Knowing the visual processing pathways helps localize the lesion when a patient presents with a visual field cut. The monocular visual field (ie., the visual field of each eye) can be divided into four quadrants: superior, inferior, nasal, temporal. Notice that each quadrant is flipped from the retina to the visual field because of how the visual pathways run and decussate. Drawing the above picture is recommended to help solidify knowledge of field cuts and their associated pathophysiology. The retina is the window into the brain that allows for the propagation of signals to the visual processing pathway. The retina’s ganglion cell axons form the optic nerve, which then transmits the signals to the various visual processing centers in the brain. The left optic nerve carries the visual input from the entire left side of the visual field, and the right optic nerve carries that of the right visual field. The nerves run to the optic chiasm, where the nasal fibers of each optic nerve cross and the temporal fibers keep running ipsilaterally. Once the fibers have passed the optic chiasm and are now retrochiasmal, they are referred to as the optic tracts, which now contain all of the input from the contralateral visual field. The optic tracts then synapse at the lateral geniculate nucleus (LGN) in the thalamus. Once posterior to the thalamus, the axons are called optic radiations and can be separated into two categories: 1) the ventral path and 2) the dorsal path. The ventral path are radiations that run through the temporal lobe, known as Meyer’s loop, and carry only the fibers of the superior quadrants. The dorsal path are radiations that cross the parietal lobe, and carry the fibers from the inferior quadrants. The optic radiations are then the relay to the primary visual cortex in the occipital lobe. (Above Left Image Credit: © 2020 American Academy of Ophthalmology)
Knowing the visual input that the fibers are carrying aids in lesion localization. In this case, the physical exam revealed a superior quadrantanopia. The only place in the visual pathway that this defect can result is the temporal lobe, by cutting off the ventral path, Meyer’s loop. Any insult to the brain that disrupts these fibers (eg. stroke, mass, etc) will result in a superior quadrantanopia.
Other presentations of visual field defects include monocular vision loss, homonymous hemianopia (ie., decreased vision on the same side of the visual field in each eye), bitemporal hemianopia (ie., decreased vision in the temporal fields of each eye), and homonymous inferior quadrantanopia (ie., decreased vision in the inferior quadrant of each eye). We describe the origin of some common visual field defects below:
- Monocular vision loss occurs due to disruption of the optic nerve. The only time the lesion is in one eye is before the optic chiasm, since it is before the crossing of nasal fibers from both eyes (see #1 in image above)
- Bitemporal hemianopia occurs due to a lesion at the optic chiasm (see #3 in image above)

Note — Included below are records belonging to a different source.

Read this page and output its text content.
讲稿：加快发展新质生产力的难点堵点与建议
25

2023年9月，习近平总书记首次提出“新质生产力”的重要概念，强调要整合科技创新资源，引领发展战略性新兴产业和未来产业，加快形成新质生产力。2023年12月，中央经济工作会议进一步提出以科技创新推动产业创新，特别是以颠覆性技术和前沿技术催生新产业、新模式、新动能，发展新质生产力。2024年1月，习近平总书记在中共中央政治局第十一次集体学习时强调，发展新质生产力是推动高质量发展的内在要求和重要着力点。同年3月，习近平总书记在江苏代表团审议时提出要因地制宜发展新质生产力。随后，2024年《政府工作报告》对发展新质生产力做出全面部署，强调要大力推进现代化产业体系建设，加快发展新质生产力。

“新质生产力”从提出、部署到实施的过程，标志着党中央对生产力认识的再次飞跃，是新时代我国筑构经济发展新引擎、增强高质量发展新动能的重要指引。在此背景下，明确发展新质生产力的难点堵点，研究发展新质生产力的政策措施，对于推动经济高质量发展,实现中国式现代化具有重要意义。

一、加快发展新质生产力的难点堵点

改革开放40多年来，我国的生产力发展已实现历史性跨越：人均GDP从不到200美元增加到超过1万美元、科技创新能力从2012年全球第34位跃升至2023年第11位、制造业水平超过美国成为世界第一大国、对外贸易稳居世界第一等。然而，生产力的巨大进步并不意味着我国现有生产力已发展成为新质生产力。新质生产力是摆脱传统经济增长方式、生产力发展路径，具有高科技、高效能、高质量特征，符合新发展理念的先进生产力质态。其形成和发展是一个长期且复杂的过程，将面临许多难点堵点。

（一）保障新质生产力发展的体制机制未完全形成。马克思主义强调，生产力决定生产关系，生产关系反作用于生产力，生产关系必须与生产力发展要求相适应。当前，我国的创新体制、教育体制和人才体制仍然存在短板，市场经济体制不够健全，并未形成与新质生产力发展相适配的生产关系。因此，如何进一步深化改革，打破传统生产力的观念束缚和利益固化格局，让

- Homonymous hemianopia can result from lesions at various points along the visual field pathway after the chiasm, and precise localization cannot be made on the basis of the field deficit alone. For example, if a patient presents with a homonymous hemianopia, without knowing anything else, it would not be possible to differentiate between an insult to the optic tract and the primary visual cortex in the occipital lobe, since these both result in the same field cut. (see #4 in image above)
- Homonymous superior quadrantanopia occurs to due to a lesion of the ventral tracts at the temporal lobe (see #8 in image above)
- Homonymous inferior quadrantanopia occurs due to a to lesion of the dorsal tracts at the parietal lobe (see #9 in image above)
The treatment for visual field defects depends on the etiology. In this case, an individual with a suspected neoplasm would be referred to neuro-oncology. Occupational therapy consult would also be beneficial.
References and Additional Resources:
1. Blumenfeld, Hal. Neuroanatomy Through Clinical Cases. Sunderland, Mass:Sinauer Associates, 2010.
2. Goodwin D. Homonymous hemianopia: challenges and solutions. Clinical Ophthalmology. 2014;8:1919-1927.
3. Jacobson DM. The localizing value of a quadrantanopia. Arch Neurol. 1997;54(4):401-404.